17. The Second Law of Thermodynamics states that:

    • a) Energy is conserved
    • b) Entropy increases in spontaneous processes
    • c) Work done is equal to heat added
    • d) None of the above Answer: b) Entropy increases in spontaneous processes

18. Which of the following is not a thermodynamic potential?

    • a) Internal energy
    • b) Helmholtz free energy
    • c) Gibbs free energy
    • d) Entropy Answer: d) Entropy

19. The entropy change of a reversible isothermal process is:

    • a) Zero
    • b) Positive
    • c) Negative
    • d) Dependent on volume Answer: a) Zero

20. The First Law of Thermodynamics can be expressed as:

    • a) $\Delta U = Q + W$
    • b) $\Delta U = Q - W$
    • c) $\Delta U = W - Q$
    • d) $\Delta U = 0$ Answer: b) $\Delta U = Q - W$

Short and Long Answer Questions

Short Questions:

1. What is the difference between an intensive and an extensive property? Answer: Intensive properties are independent of the amount of material in the system (e.g., pressure, temperature), while extensive properties depend on the quantity of matter (e.g., volume, mass).

2. What is the physical significance of entropy in a thermodynamic system? Answer: Entropy measures the degree of disorder or randomness in a system. An increase in entropy indicates a greater degree of disorder and less available energy to do work.

3. Explain the concept of a reversible process. Answer: A reversible process is one that can be reversed by an infinitesimal change in external conditions, maintaining equilibrium throughout the process and no net increase in entropy.

4. Why do irreversible processes increase entropy? Answer: Irreversible processes increase entropy because they involve non-equilibrium states where energy is dissipated, making it unavailable for work, leading to an increase in disorder.

5. What is the relationship between the Helmholtz free energy and temperature? Answer: The Helmholtz free energy $A = U - TS$ shows the available work a system can do at constant temperature, where $U$ is internal energy, $T$ is temperature, and $S$ is entropy.

Long Questions:

1. Explain the second law of thermodynamics and its relation to entropy. Answer: The second law states that the entropy of an isolated system always increases over time in a spontaneous process. This means energy tends to disperse and move towards a more probable, disordered state, making the system more random and less able to do work.

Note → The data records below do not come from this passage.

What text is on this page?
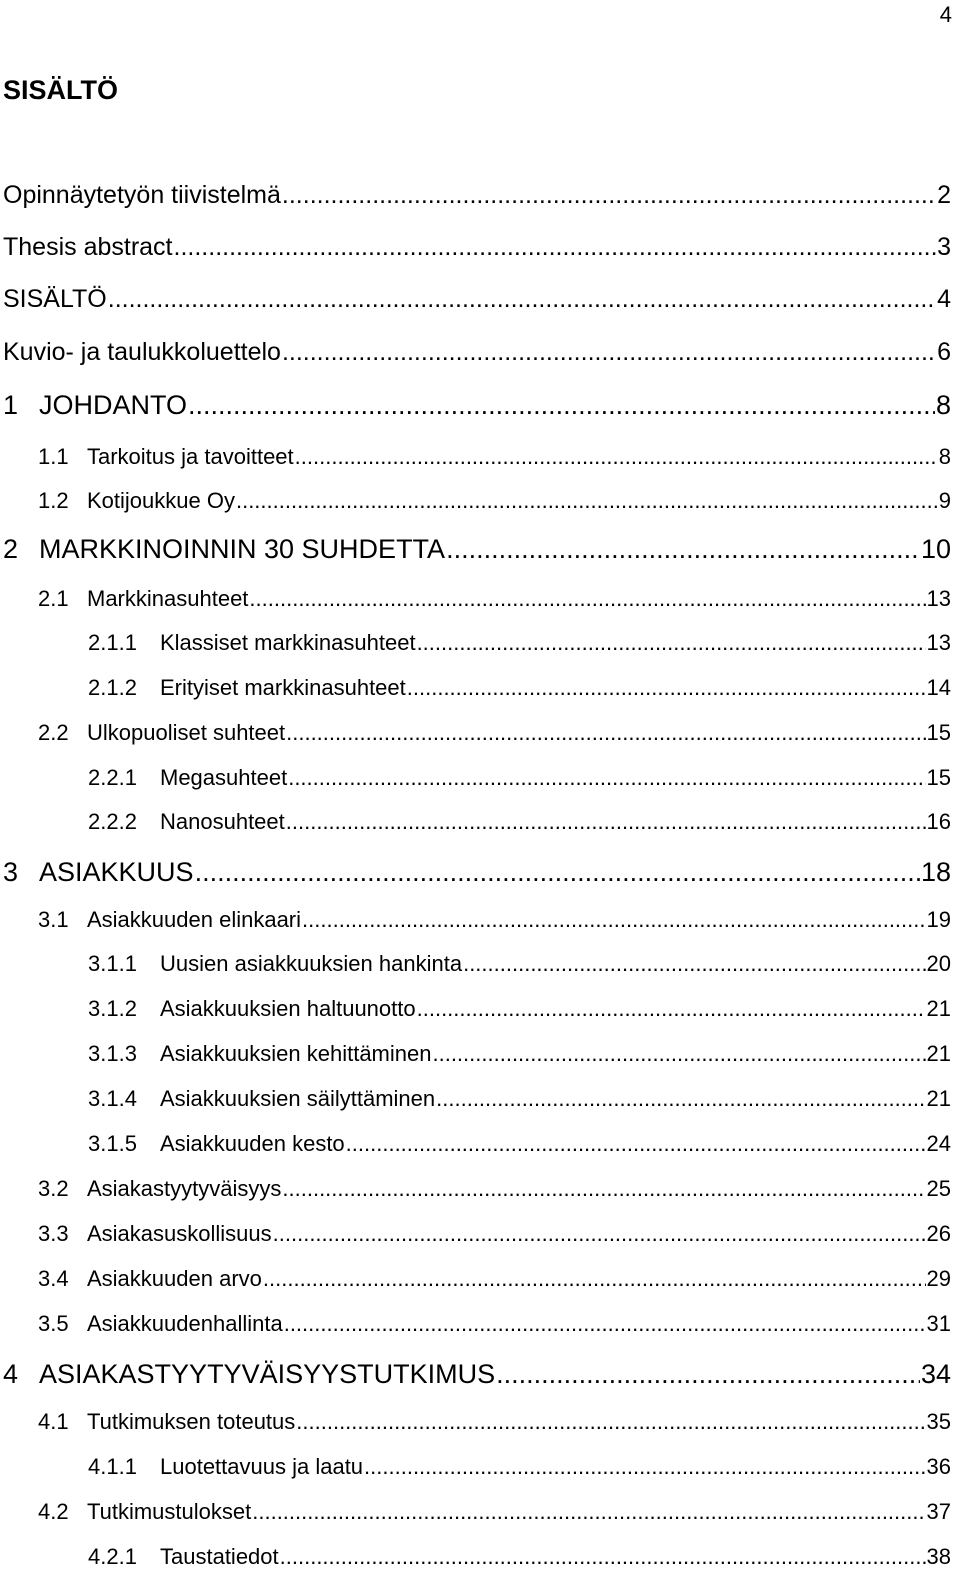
4
SISÄLTÖ
Opinnäytetyön tiivistelmä .....	2
Thesis abstract .....	3
SISÄLTÖ .....	4
Kuvio- ja taulukkoluettelo .....	6
1 JOHDANTO .....	8
1.1 Tarkoitus ja tavoitteet .....	8
1.2 Kotijoukkue Oy .....	9
2 MARKKINOINNIN 30 SUHDETTA .....	10
2.1 Markkinasuhteet .....	13
2.1.1	Klassiset markkinasuhteet .....	13
2.1.2	Erityiset markkinasuhteet .....	14
2.2 Ulkopuoliset suhteet .....	15
2.2.1	Megasuhteet .....	15
2.2.2	Nanosuhteet .....	16
3 ASIAKKUUS .....	18
3.1 Asiakkuuden elinkaari .....	19
3.1.1	Uusien asiakkuuksien hankinta .....	20
3.1.2	Asiakkuuksien haltuunotto .....	21
3.1.3	Asiakkuuksien kehittäminen .....	21
3.1.4	Asiakkuuksien säilyttäminen .....	21
3.1.5	Asiakkuuden kesto .....	24
3.2 Asiakastyytyväisyys .....	25
3.3 Asiakasuskollisuus .....	26
3.4 Asiakkuuden arvo .....	29
3.5 Asiakkuudenhallinta .....	31
4 ASIAKASTYYTYVÄISYYSTUTKIMUS .....	34
4.1 Tutkimuksen toteutus .....	35
4.1.1	Luotettavuus ja laatu .....	36
4.2 Tutkimustulokset .....	37
4.2.1	Taustatiedot .....	38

2. Discuss the importance of Gibbs free energy in predicting the spontaneity of a process. Answer: Gibbs free energy is crucial because it combines enthalpy, entropy, and temperature. A negative change in Gibbs free energy ($\Delta G < 0$) indicates a spontaneous process, while a positive change suggests a non-spontaneous one.

3. Describe the differences between reversible and irreversible adiabatic processes with examples. Answer: A reversible adiabatic process is one in which the system changes without heat exchange with the surroundings and remains in equilibrium throughout. An irreversible adiabatic process involves abrupt changes and is not in equilibrium, resulting in entropy generation.

4. Illustrate the concept of work done by a gas during a reversible process. Answer: In a reversible isothermal expansion of an ideal gas, the work done is calculated as $W = nRT \ln \left( \frac{V_2}{V_1} \right)$, where $V_1$ and $V_2$ are the initial and final volumes of the gas. This formula shows how pressure and volume changes are related to work done.

5. What are the characteristic functions in thermodynamics, and how are they used in different processes? Answer: Characteristic functions like internal energy, enthalpy, Helmholtz free energy, and Gibbs free energy are used to describe the system’s state and predict the behavior of the system under various conditions. They depend on specific variables like temperature, volume, and pressure, and are fundamental in understanding heat and work in thermodynamic systems.